動物としての姿を忘れていないために動くものがあると思わずそちらを見てしまいます。でも何かを見てしまうということと対象への興味がまったく釣り合わないために、そして日常世界において動くものがひとであることが多いために、目線の邂逅はひどく気まずいものとなることがしばしばです。目線が合うだけで愛を自覚できるのだったらどんなにいいでしょうね。ひとと目線が合ったときに考えているのは眼があるなあとかそういうことです。鼻があるなあとかもよく思います。

自分の足で歩くのであればその一歩一歩に意味があってほしいと考えるのが世の常ではありますが、その崇高な意思に比べれば日常の方向は散漫なことがしばしばですから、たとえば抛物線の軌道を目の前に(あるいは、目の奥に)映し出しながら歩行をするのです。だから歩くのが苦手です。抛物線を維持しようとする意思Aと、ひととの衝突を避けようとする意思Bが交錯し、意思同士は激しく争います。このようにして人間は進化してきたのだということが最近言われています。

夜の道を歩くのは怖いですか? 夜の道を自転車で走る方が怖いですかね。
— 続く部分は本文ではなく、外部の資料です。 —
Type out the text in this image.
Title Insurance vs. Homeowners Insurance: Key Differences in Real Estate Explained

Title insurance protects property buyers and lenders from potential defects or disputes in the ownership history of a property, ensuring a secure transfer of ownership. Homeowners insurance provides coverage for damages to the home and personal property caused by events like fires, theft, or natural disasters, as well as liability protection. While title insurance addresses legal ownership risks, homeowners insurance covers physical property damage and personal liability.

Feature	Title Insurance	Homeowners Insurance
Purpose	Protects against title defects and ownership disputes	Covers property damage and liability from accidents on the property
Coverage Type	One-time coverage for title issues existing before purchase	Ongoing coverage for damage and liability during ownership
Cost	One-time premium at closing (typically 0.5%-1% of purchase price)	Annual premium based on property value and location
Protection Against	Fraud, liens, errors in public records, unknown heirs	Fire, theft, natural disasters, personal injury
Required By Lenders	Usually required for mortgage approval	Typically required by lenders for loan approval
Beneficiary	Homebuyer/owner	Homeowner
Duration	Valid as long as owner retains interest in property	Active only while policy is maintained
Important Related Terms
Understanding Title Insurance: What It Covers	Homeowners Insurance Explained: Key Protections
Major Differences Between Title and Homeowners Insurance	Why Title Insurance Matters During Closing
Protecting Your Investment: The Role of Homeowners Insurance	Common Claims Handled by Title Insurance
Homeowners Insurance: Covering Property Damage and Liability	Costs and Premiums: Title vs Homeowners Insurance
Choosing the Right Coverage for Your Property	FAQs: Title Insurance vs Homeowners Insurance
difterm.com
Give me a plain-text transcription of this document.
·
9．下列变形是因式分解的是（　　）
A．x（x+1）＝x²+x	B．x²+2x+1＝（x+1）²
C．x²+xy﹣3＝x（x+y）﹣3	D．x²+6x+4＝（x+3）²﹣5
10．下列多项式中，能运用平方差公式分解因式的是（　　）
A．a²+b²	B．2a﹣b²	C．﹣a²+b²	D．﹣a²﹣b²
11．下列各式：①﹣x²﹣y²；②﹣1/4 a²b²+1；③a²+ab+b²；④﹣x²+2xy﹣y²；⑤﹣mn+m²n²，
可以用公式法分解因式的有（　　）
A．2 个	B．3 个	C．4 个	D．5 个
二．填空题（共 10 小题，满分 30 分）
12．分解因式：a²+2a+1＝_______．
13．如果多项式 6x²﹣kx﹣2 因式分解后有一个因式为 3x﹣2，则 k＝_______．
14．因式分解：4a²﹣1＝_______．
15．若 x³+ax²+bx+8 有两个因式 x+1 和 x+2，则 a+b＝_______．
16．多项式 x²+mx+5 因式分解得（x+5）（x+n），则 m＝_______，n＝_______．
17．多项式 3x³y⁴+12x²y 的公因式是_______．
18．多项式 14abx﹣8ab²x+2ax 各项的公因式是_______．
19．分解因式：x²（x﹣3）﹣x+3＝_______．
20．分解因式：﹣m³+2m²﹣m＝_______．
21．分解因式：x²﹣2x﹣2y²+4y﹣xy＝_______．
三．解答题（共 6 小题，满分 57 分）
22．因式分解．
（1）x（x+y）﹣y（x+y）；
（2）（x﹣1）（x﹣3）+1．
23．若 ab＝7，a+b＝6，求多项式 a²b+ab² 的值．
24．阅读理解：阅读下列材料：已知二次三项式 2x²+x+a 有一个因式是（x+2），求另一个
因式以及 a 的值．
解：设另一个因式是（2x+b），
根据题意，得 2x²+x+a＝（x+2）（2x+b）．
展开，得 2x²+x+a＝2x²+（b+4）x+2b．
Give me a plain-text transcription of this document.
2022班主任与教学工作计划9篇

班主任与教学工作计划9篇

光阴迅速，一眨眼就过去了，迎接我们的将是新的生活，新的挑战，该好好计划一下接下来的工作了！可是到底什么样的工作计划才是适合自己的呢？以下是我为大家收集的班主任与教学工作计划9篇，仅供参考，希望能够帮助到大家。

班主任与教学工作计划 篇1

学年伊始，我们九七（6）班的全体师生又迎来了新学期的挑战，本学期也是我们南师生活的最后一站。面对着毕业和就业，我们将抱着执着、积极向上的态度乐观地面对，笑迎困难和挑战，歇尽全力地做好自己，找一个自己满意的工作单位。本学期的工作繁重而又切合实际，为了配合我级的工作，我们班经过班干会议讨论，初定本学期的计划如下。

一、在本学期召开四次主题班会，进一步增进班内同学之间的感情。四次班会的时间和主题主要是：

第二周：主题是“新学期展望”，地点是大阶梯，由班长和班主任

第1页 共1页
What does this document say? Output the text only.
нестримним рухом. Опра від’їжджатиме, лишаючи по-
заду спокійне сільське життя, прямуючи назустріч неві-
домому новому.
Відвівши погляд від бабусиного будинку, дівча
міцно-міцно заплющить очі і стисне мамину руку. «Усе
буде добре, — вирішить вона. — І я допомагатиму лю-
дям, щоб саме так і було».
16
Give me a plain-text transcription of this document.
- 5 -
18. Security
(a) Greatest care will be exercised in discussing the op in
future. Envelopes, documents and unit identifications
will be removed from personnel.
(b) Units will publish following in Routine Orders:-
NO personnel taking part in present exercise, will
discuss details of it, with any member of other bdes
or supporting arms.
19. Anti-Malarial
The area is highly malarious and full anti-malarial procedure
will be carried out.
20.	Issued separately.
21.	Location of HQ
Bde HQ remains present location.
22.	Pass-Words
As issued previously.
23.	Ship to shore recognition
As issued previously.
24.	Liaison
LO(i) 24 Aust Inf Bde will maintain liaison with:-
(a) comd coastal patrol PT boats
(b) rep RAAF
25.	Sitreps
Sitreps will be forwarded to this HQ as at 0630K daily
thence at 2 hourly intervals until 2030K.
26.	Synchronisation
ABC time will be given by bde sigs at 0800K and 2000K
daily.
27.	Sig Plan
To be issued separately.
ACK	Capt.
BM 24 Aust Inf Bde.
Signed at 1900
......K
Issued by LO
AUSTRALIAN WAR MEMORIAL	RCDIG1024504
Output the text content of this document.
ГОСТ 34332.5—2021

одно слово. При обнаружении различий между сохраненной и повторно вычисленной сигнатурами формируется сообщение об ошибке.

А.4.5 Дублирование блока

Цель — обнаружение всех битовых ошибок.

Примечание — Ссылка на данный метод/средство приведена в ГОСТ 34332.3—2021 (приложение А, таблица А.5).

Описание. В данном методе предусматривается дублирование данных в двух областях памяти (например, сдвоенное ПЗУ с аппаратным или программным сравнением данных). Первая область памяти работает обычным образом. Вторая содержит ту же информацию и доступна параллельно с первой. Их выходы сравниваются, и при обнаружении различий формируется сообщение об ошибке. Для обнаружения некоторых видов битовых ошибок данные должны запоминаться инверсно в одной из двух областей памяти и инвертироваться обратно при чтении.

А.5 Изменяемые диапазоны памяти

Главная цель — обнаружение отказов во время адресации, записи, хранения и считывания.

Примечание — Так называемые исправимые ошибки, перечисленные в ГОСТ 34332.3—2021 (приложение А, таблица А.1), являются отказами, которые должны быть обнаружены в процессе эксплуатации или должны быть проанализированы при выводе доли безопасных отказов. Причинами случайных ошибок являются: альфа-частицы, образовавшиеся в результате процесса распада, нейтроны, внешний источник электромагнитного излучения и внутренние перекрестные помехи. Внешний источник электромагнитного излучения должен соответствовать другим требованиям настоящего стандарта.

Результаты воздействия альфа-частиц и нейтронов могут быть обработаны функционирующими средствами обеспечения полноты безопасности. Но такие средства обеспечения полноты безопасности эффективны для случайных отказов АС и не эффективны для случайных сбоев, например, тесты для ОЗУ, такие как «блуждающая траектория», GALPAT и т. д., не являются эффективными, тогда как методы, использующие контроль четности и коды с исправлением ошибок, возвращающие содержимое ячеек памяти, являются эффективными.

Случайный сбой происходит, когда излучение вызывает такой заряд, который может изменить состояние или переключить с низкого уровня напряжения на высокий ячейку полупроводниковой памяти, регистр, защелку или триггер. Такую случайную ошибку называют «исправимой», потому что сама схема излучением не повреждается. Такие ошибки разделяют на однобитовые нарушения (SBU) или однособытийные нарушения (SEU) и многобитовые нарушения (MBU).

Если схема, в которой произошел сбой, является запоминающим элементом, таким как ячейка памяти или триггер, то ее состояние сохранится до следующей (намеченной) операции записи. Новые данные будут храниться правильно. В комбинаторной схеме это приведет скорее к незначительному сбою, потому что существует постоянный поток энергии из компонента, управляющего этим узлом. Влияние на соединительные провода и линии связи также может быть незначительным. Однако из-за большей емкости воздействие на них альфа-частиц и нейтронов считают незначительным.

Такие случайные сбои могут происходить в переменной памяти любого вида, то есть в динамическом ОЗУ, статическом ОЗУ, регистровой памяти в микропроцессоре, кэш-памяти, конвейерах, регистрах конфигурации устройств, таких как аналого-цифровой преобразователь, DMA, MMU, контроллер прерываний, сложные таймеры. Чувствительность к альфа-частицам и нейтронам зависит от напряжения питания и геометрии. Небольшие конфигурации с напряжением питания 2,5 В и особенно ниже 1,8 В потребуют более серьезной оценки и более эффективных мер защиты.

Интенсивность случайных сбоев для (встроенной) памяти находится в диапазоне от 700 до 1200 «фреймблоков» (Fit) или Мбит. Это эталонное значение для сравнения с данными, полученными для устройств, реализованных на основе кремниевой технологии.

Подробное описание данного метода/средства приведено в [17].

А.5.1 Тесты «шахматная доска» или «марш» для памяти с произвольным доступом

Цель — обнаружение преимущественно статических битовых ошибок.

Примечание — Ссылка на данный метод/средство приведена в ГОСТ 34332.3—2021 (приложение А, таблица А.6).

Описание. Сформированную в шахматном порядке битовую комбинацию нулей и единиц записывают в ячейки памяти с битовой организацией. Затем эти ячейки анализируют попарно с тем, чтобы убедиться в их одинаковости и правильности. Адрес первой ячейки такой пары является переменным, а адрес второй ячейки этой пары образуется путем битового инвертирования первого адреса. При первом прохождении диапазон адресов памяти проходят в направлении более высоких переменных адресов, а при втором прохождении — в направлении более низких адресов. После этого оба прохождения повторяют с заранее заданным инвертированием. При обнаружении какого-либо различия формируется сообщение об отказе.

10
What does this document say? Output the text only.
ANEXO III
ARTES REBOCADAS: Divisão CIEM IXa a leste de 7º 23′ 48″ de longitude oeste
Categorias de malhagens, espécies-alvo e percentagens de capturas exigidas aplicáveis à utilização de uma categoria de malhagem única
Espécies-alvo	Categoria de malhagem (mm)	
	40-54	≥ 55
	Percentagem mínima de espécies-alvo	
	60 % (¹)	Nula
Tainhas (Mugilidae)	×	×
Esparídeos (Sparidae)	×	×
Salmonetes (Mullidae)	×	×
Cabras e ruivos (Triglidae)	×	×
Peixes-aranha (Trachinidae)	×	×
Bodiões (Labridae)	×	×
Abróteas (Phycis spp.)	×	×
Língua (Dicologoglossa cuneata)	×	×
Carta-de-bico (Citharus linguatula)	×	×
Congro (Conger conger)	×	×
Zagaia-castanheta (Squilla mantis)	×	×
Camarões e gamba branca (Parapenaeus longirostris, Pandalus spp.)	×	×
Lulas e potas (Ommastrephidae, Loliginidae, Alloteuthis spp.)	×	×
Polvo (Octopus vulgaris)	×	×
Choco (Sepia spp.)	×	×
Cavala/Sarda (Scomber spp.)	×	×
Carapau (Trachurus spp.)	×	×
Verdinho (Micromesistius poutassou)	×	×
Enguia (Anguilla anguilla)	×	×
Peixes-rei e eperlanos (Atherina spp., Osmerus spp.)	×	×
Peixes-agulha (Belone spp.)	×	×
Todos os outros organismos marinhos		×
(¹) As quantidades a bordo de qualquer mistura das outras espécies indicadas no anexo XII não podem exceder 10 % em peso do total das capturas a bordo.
自転車で歩くことができるのかどうかをご存知の方はお客様の中にいらっしゃいますか? 足で走ることができることくらいは知っているのですが、なにぶん知識が穴だらけなもので。体系的にものを知りたいと思って空を見上げれば上下のメタファーを思い出し、いま自分が知っていることから広げていくしかないと思って地面を見ればコンクリートとは具体的という意味なのでした。突然叫んだり突然走り出すひとがいたら怖いですけど、それが自分だったら怖くないのかもしれません。だから突然叫んだり突然走り出すひとがいるのかもしれません。自分に酔っている人に自分に酔っているのは気持ち悪いですよということを傷つけずに伝えるにはどう言えばいいのでしょうか。それをひとに相談したあとで、その人が自分に酔ってしまったらどうすればいいのでしょうか。

「悲しくなるのはどんなときですか?」

「冬に帰宅したら空気が暖かかったときです」

そのように。

日中に家を出て夜に家に帰るとカーテンは開いていて、明かりをつける前にカーテンを閉めるかどうかについて逡巡があります。でも鞄を背負ったまま家の中で動き回るのは重いから嫌だ、でも明かりをつけないまま鞄を置くと本当に鞄を置きたい位置に鞄を置くことができないかもしれない、ああどうしよう、一旦置いて明かりをつけてから修正すればよいのではないですか、じゃあ聞きますけどあなたは鞄の位置にこだわってわざわざ置きなおしたりすることを毎日したいのですか、いやしないけど、でもあなたはそこにこだわりたいんでしょう? いやこだわりたいのはそうなんですが、でも別にわざわざ置きなおすほどこだわりたいわけじゃないですから。

そもそも重いから嫌だって、大した時間でもないでしょうに。

洗濯機を回すときに洗濯機の上面が少し汚れているのが目について、でもまだ掃除するほどではないというか、洗濯機の汚れを気にする瞬間が洗濯機を使うときだけなら別にわざわざ掃除するほどではないというか。シャツを6枚洗ったのにハンガーを5個しか取り出してこなかったときの絶望感とこれから一生付き合っていかなければならないのですが、そういう覚悟を決めて産声を上げましたか?

手元に本がないと眠れないから本を愛しているのだと言ってしまいたいくらいに何かを愛するということについて考えるのに飽き飽きしているのですが、やっぱり本としてはせっかく枕元まで連れて行ってくれたのにすぐ寝てしまうのは寂しいもので、なかなか本は寝かせてくれません。あるいは抱いたまま眠ってもらおうとするのかもしれません。本を開いたままでその人が眠ってしまうように画策して。